Tengo cuarenta y seis años de edad. Me levanto de mi mesa de trabajo.


Estoy cansado y desgarrado por dentro. Cada vez que escribo vuelvo a
sentir lo vivido como una navaja rasgándome las carnes. Muestro mis
recuerdos hasta quedar sangrando por dentro. Cada vez vengo de más
lejos, del tiempo vivido y de la distancia recorrida. Voy dejando miasmas,
lágrimas y sangre. Es la huella ya surcada que ahora vuelvo a recorrer.

Fumaré un cigarrillo… (pág. 308)

Es un libro impresionante por su contenido, por su crudeza, por sus visos de


verdad, o de una cierta forma de verdad, tanto como lo pueden ser la
experiencia personal y las opiniones que de esta nacen. Es la vida del
hampa desde dentro del hampa, pero no la de un hombre arrepentido,
sino de alguien quien aún añora y respeta aquella forma de vida de la que
formó parte, a pesar de todo el dolor que siempre le causó. Esa añoranza
puede verse claramente en sus líneas, en su forma de relatar los hechos y
de recordar a ciertas personas, muchachos, hombres: delincuentes todos,
asesinos muchos de ellos, y sin embargo, personas rechazadas por La
Ciudad, víctimas a su manera, que viven una vida tratando de cobrar
venganza por hechos que ni siquiera son capaces de relatar.

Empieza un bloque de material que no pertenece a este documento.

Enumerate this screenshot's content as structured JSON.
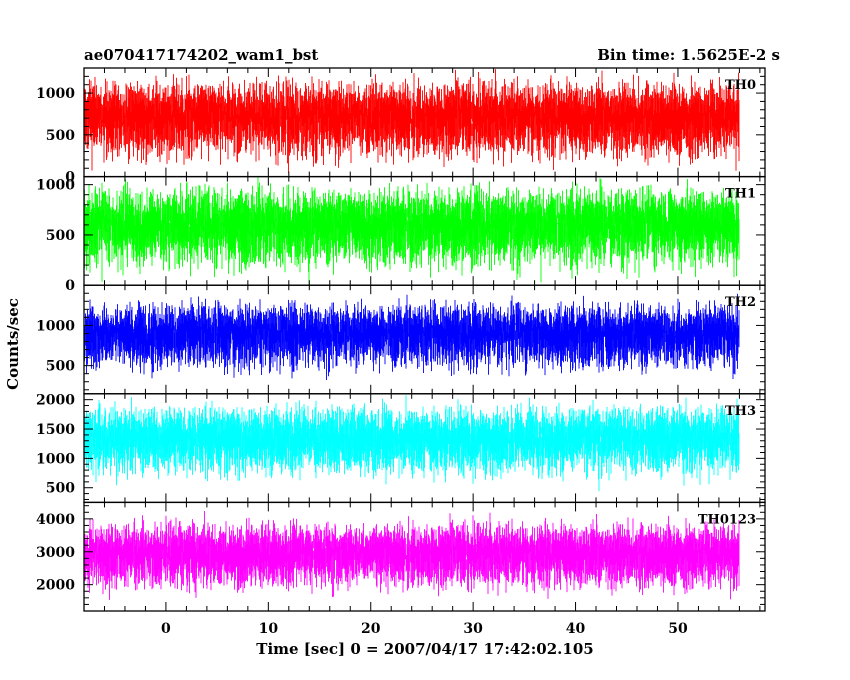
{
  "chart_data": {
    "type": "line",
    "title_left": "ae070417174202_wam1_bst",
    "title_right": "Bin time: 1.5625E-2 s",
    "xlabel": "Time [sec] 0 = 2007/04/17 17:42:02.105",
    "ylabel": "Counts/sec",
    "xlim": [
      -8.0,
      58.5
    ],
    "x_data_range": [
      -8.0,
      56.0
    ],
    "bin_time": 0.015625,
    "x_ticks": [
      0,
      10,
      20,
      30,
      40,
      50
    ],
    "x_tick_labels": [
      "0",
      "10",
      "20",
      "30",
      "40",
      "50"
    ],
    "panels": [
      {
        "name": "TH0",
        "color": "#ff0000",
        "ylim": [
          0,
          1300
        ],
        "yticks": [
          0,
          500,
          1000
        ],
        "ytick_labels": [
          "0",
          "500",
          "1000"
        ],
        "baseline": 600,
        "spread": 300,
        "max": 1300,
        "min": 0
      },
      {
        "name": "TH1",
        "color": "#00ff00",
        "ylim": [
          0,
          1080
        ],
        "yticks": [
          0,
          500,
          1000
        ],
        "ytick_labels": [
          "0",
          "500",
          "1000"
        ],
        "baseline": 500,
        "spread": 260,
        "max": 1080,
        "min": 0
      },
      {
        "name": "TH2",
        "color": "#0000ff",
        "ylim": [
          150,
          1500
        ],
        "yticks": [
          500,
          1000
        ],
        "ytick_labels": [
          "500",
          "1000"
        ],
        "baseline": 800,
        "spread": 260,
        "max": 1500,
        "min": 150
      },
      {
        "name": "TH3",
        "color": "#00ffff",
        "ylim": [
          250,
          2100
        ],
        "yticks": [
          500,
          1000,
          1500,
          2000
        ],
        "ytick_labels": [
          "500",
          "1000",
          "1500",
          "2000"
        ],
        "baseline": 1200,
        "spread": 380,
        "max": 2100,
        "min": 250
      },
      {
        "name": "TH0123",
        "color": "#ff00ff",
        "ylim": [
          1200,
          4500
        ],
        "yticks": [
          2000,
          3000,
          4000
        ],
        "ytick_labels": [
          "2000",
          "3000",
          "4000"
        ],
        "baseline": 2700,
        "spread": 650,
        "max": 4500,
        "min": 1200
      }
    ]
  }
}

La suerte de Alfredo Gómez Morel fue dispar. En vida sabemos que al


menos escribió tres libros, la trilogía compuesta por: El Río, La Ciudad, El
Mundo (este último también editado por Tajamar Editores, en un bello
trabajo de rescate de esa obra hasta entonces inédita) donde cuenta su
vida en estos tres espacios cada vez más amplios, desde ser un simple
ladrón del río, un pelusa, hasta convertirse en un choro, un líder, salir del
país y hacerse un nombre como delincuente internacional. Lo cierto es que
entre tantas estadías que tuvo en las cárceles, no solo chilenas, terminó
forjando una carrera literaria, y esta carrera, exitosa hasta cierto punto
entre otras cosas por lo particular de sus orígenes, lo llevaron a superar su
condición. Sin embargo, el infeliz destino hizo que terminara sus días
pidiendo públicamente ayuda económica para poder subsistir y seguir
escribiendo.

Pero necesito que alguien me ayude proporcionándome pan y techo por


espacio de seis meses, tiempo que ocuparía en podar, corregir y pasar en
limpio mi próxima entrega. (…) Tengo fe en mi libro. Sin embargo,
necesito esta ayuda que pido porque la enfermedad que tengo, la
cardiopatía, es irreversible y antes de morir quiero cumplir con el
compromiso que me hice a mí mismo. Este compromiso consiste en
señalar, en forma novelada, el único camino que la comunidad social
tiene para lograr que disminuya al máximo la delincuencia.(pág. 370)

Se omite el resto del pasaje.